Le voilà l’angle tant recherché ! La meilleure manière d’aborder ce texte si merveilleux : le fameux logos de Gorgias, la puissante parole de Desmond Tutu : les mots et leur sublime musicalité ! Parce que franchement, vous en connaissez beaucoup des auteurs qui parlent du « givre qui fait gueuler la lumière » ?, qui comparent les « rayons tout neufs (du soleil)" à "des chiots de l’année » ou donnent à voir un garçon qui « ferme les yeux en se tournant vers les rayons et cuve comme une fleur de printemps » ?
Vous en connaissez beaucoup, vous, des écrivains regardant la forêt printanière comme « un monstre dodu à la fourrure immense qui s’ébroue d’eau et de lumière » ? Et combien sachant décrire la joie du « chien et de l’enfant qui s’ébattent joyeusement dans les gluances chaudes et veloutés de la mort » ? Et encore, j’ai le sentiment de ne pas retrouver toutes les phrases qui ont résonné en moi comme dans un gong ! Parce qu’elles sont sublimes ces phrases. Elles sont urgentes, acides, minérales, indignes, sauvages. Elles sont ruade et refus. Elles sont le « recours aux forêts ».
Ce roman m’a fait vibrer au sens propre du terme. Parce que cela faisait longtemps que je n’avais pas lu un livre en m’arrêtant toutes les trois phrases pour réaliser que ce que j’avais lu était vraiment ce qui avait été écrit. C’est par ces romans que la richesse de la langue française nous saisit à la gorge et s’empare de nous. On a tendance à l’oublier cette splendeur parce que ces mots, on ne les entend malheureusement pas assez, on ne les utilise pas assez mais surtout, on ne les fait plus vibrer les uns avec les autres. On se contente de les collectionner, des les ajouter les uns aux autres, ou des les accoler alors qu’il est possible de les faire sonner avec une grâce que peut-être seuls nos grands-parents maîtrisent encore.
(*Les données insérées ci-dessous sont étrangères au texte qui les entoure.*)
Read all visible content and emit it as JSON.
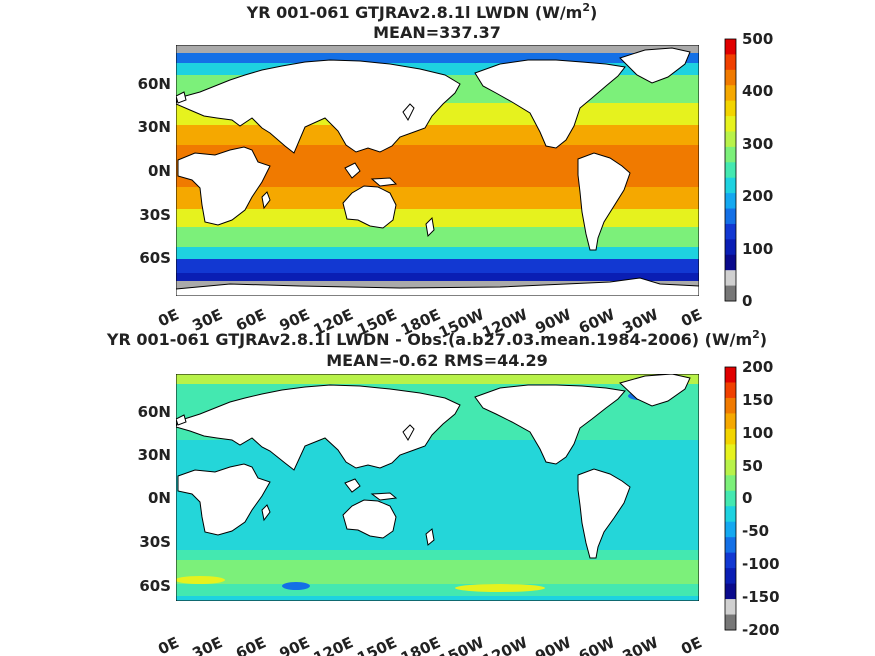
{
  "panels": [
    {
      "title_main": "YR 001-061 GTJRAv2.8.1l LWDN (W/m",
      "title_sup": "2",
      "title_close": ")",
      "subtitle": "MEAN=337.37",
      "lat_labels": [
        "60N",
        "30N",
        "0N",
        "30S",
        "60S"
      ],
      "lon_labels": [
        "0E",
        "30E",
        "60E",
        "90E",
        "120E",
        "150E",
        "180E",
        "150W",
        "120W",
        "90W",
        "60W",
        "30W",
        "0E"
      ],
      "colorbar_labels": [
        "500",
        "400",
        "300",
        "200",
        "100",
        "0"
      ],
      "colorbar_colors": [
        "#e00000",
        "#f04000",
        "#f07a00",
        "#f5a800",
        "#f2d400",
        "#e6f21e",
        "#b8f24a",
        "#7cf07a",
        "#44e8b0",
        "#1ed2e0",
        "#14a8f0",
        "#1470e6",
        "#1238d2",
        "#0a1eb4",
        "#0a0a8c",
        "#d0d0d0",
        "#777777"
      ],
      "field": "full"
    },
    {
      "title_main": "YR 001-061 GTJRAv2.8.1l LWDN - Obs.(a.b27.03.mean.1984-2006) (W/m",
      "title_sup": "2",
      "title_close": ")",
      "subtitle": "MEAN=-0.62 RMS=44.29",
      "lat_labels": [
        "60N",
        "30N",
        "0N",
        "30S",
        "60S"
      ],
      "lon_labels": [
        "0E",
        "30E",
        "60E",
        "90E",
        "120E",
        "150E",
        "180E",
        "150W",
        "120W",
        "90W",
        "60W",
        "30W",
        "0E"
      ],
      "colorbar_labels": [
        "200",
        "150",
        "100",
        "50",
        "0",
        "-50",
        "-100",
        "-150",
        "-200"
      ],
      "colorbar_colors": [
        "#e00000",
        "#f04000",
        "#f07a00",
        "#f5a800",
        "#f2d400",
        "#e6f21e",
        "#b8f24a",
        "#7cf07a",
        "#44e8b0",
        "#1ed2e0",
        "#14a8f0",
        "#1470e6",
        "#1238d2",
        "#0a1eb4",
        "#0a0a8c",
        "#d0d0d0",
        "#777777"
      ],
      "field": "diff"
    }
  ]
}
J’ai aimé ces images de forêts qui bruissent et sonnent comme une mélodie amoureusement jouée sur un piano, ces arbres qui s’ébrouent le matin dans des poussières de lumière et qui résonnent de notes de flûtes traversière et de hautbois, ces soirées au coin du feu, chaleur languissante du violoncelle. On entend autant qu’on lit dans ce roman. On sent autant qu’on imagine, qu’on rêve.
« Je l’ai gardée au chaud cette histoire qui poussait, qui grimpait en nœuds de ronces dans mon ventre en reliant, sans que j’y pense, mes rêves les plus sauvages venus de l’enfance et le muscle de mon indignation ». Thomas Vinau.
Parce que derrière tant de beauté, de délicatesse, de crudité délicieuse, il y a cette indignation qui vous ronge, vous grimpe le long de l’échine et vous donne envie d’aimer cette indigence unifiée qui se rebiffe, envie de sublimer la dignité de ce peuple de sauvages sur lequel on jetait des pierres, ce peuple d’indomptés dont personne ne voulait, ce peuple de fuyards, de nuisibles, de batards, éperdus de liberté, lâchés bride abattue. Prêts à prendre leur dû. Parce que la Caravane à Pépère, cette étrange caravane d’exclus qui marchent le monde, du début du XXème siècle, pourchassée par les brigades du Tigre de Clémenceau, elle existe encore aujourd’hui. Elle existe aujourd’hui au cœur du peuple Rrom, dans les vies de ces milliers d’hommes et de femme mourant en Méditerranée, dans les mots de nos artistes décimés et pourchassés.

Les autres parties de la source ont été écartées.